Whatever the outcome of the NAFTA renegotiation, it’s clear that the path toward ever freer global trade is becoming bumpier. After decades of tearing down barriers to trade, a backlash against globalization has triggered a move toward the reimposition of trade obstacles. The free flow of labor and capital across borders that we’ve come to take for granted in recent decades is no longer a given, as Brexit should remind us. Indeed, after abandoning the Trans-Pacific Partnership, playing hardball with South Korea over an existing bilateral trade agreement (Trump favors bilateral trade deals to multilateral agreements, arguing he can negotiate better deals that way) and potentially scuttling NAFTA, the US may increasingly be seen as tearing down the post-WWII global architecture.
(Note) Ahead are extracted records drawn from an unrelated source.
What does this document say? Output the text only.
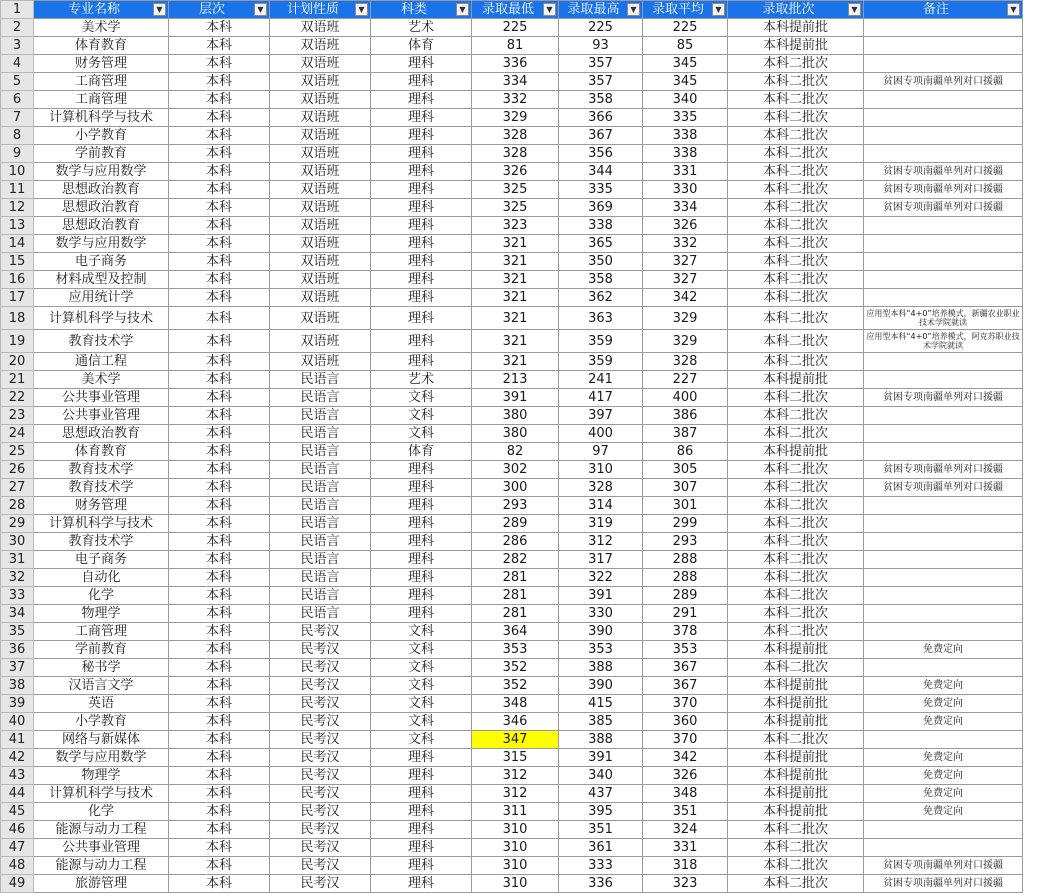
1	专业名称 ▼	层次 ▼	计划性质 ▼	科类 ▼	录取最低 ▼	录取最高 ▼	录取平均 ▼	录取批次 ▼	备注 ▼

2	美术学	本科	双语班	艺术	225	225	225	本科提前批	
3	体育教育	本科	双语班	体育	81	93	85	本科提前批	
4	财务管理	本科	双语班	理科	336	357	345	本科二批次	
5	工商管理	本科	双语班	理科	334	357	345	本科二批次	贫困专项南疆单列对口援疆
6	工商管理	本科	双语班	理科	332	358	340	本科二批次	
7	计算机科学与技术	本科	双语班	理科	329	366	335	本科二批次	
8	小学教育	本科	双语班	理科	328	367	338	本科二批次	
9	学前教育	本科	双语班	理科	328	356	338	本科二批次	
10	数学与应用数学	本科	双语班	理科	326	344	331	本科二批次	贫困专项南疆单列对口援疆
11	思想政治教育	本科	双语班	理科	325	335	330	本科二批次	贫困专项南疆单列对口援疆
12	思想政治教育	本科	双语班	理科	325	369	334	本科二批次	贫困专项南疆单列对口援疆
13	思想政治教育	本科	双语班	理科	323	338	326	本科二批次	
14	数学与应用数学	本科	双语班	理科	321	365	332	本科二批次	
15	电子商务	本科	双语班	理科	321	350	327	本科二批次	
16	材料成型及控制	本科	双语班	理科	321	358	327	本科二批次	
17	应用统计学	本科	双语班	理科	321	362	342	本科二批次	
18	计算机科学与技术	本科	双语班	理科	321	363	329	本科二批次	应用型本科“4+0”培养模式，新疆农业职业技术学院就读
19	教育技术学	本科	双语班	理科	321	359	329	本科二批次	应用型本科“4+0”培养模式，阿克苏职业技术学院就读
20	通信工程	本科	双语班	理科	321	359	328	本科二批次	
21	美术学	本科	民语言	艺术	213	241	227	本科提前批	
22	公共事业管理	本科	民语言	文科	391	417	400	本科二批次	贫困专项南疆单列对口援疆
23	公共事业管理	本科	民语言	文科	380	397	386	本科二批次	
24	思想政治教育	本科	民语言	文科	380	400	387	本科二批次	
25	体育教育	本科	民语言	体育	82	97	86	本科提前批	
26	教育技术学	本科	民语言	理科	302	310	305	本科二批次	贫困专项南疆单列对口援疆
27	教育技术学	本科	民语言	理科	300	328	307	本科二批次	贫困专项南疆单列对口援疆
28	财务管理	本科	民语言	理科	293	314	301	本科二批次	
29	计算机科学与技术	本科	民语言	理科	289	319	299	本科二批次	
30	教育技术学	本科	民语言	理科	286	312	293	本科二批次	
31	电子商务	本科	民语言	理科	282	317	288	本科二批次	
32	自动化	本科	民语言	理科	281	322	288	本科二批次	
33	化学	本科	民语言	理科	281	391	289	本科二批次	
34	物理学	本科	民语言	理科	281	330	291	本科二批次	
35	工商管理	本科	民考汉	文科	364	390	378	本科二批次	
36	学前教育	本科	民考汉	文科	353	353	353	本科提前批	免费定向
37	秘书学	本科	民考汉	文科	352	388	367	本科二批次	
38	汉语言文学	本科	民考汉	文科	352	390	367	本科提前批	免费定向
39	英语	本科	民考汉	文科	348	415	370	本科提前批	免费定向
40	小学教育	本科	民考汉	文科	346	385	360	本科提前批	免费定向
41	网络与新媒体	本科	民考汉	文科	347	388	370	本科二批次	
42	数学与应用数学	本科	民考汉	理科	315	391	342	本科提前批	免费定向
43	物理学	本科	民考汉	理科	312	340	326	本科提前批	免费定向
44	计算机科学与技术	本科	民考汉	理科	312	437	348	本科提前批	免费定向
45	化学	本科	民考汉	理科	311	395	351	本科提前批	免费定向
46	能源与动力工程	本科	民考汉	理科	310	351	324	本科二批次	
47	公共事业管理	本科	民考汉	理科	310	361	331	本科二批次	
48	能源与动力工程	本科	民考汉	理科	310	333	318	本科二批次	贫困专项南疆单列对口援疆
49	旅游管理	本科	民考汉	理科	310	336	323	本科二批次	贫困专项南疆单列对口援疆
The Trump administration’s “America First” policy mix is real, and it is being put into action.

However, while Brexit and an uptick in US trade concerns illustrate some of the fault lines that have slowed globalization’s momentum, progress continues elsewhere. China is looking to fill the leadership void left by the US’s TPP pullout. It has spearheaded the creation of the Regional Comprehensive Economic Partnership (RCEP) of 16 Asian nations as a counterweight to what was the US-led TPP. And the 11 remaining TPP members are working toward wrapping up negotiations for a deal that is expected to come into force in 2019. Over the longer term, these actions could make the US a less attractive place for capital and labor, and could undermine the international role of the US dollar.

Markets are unlikely to be shocked by a failure of NAFTA renegotiations, given President Trump’s well-known antipathy toward multilateral agreements. And recent signs suggest that the administration may be becoming a bit more measured in its trade approach in response to pressure from congressional Republicans from states that Trump won in 2016; many of those states would be disadvantaged should the US leave NAFTA. 

More concerning to many investors is the future of the US–China trade relationship. A much more consequential clash between the world’s two largest economies has been brewing for some time and has the potential to be more deeply economically destabilizing than would a NAFTA stalemate. NAFTA may turn out to be a harbinger of bigger trade conflicts to come, confrontations that could have significant global ramifications. 



The views expressed are those of MFS and are subject to change at any time. These views are for informational purposes only and should not be relied upon as a recommendation to purchase any security or as a solicitation or investment advice from the Advisor.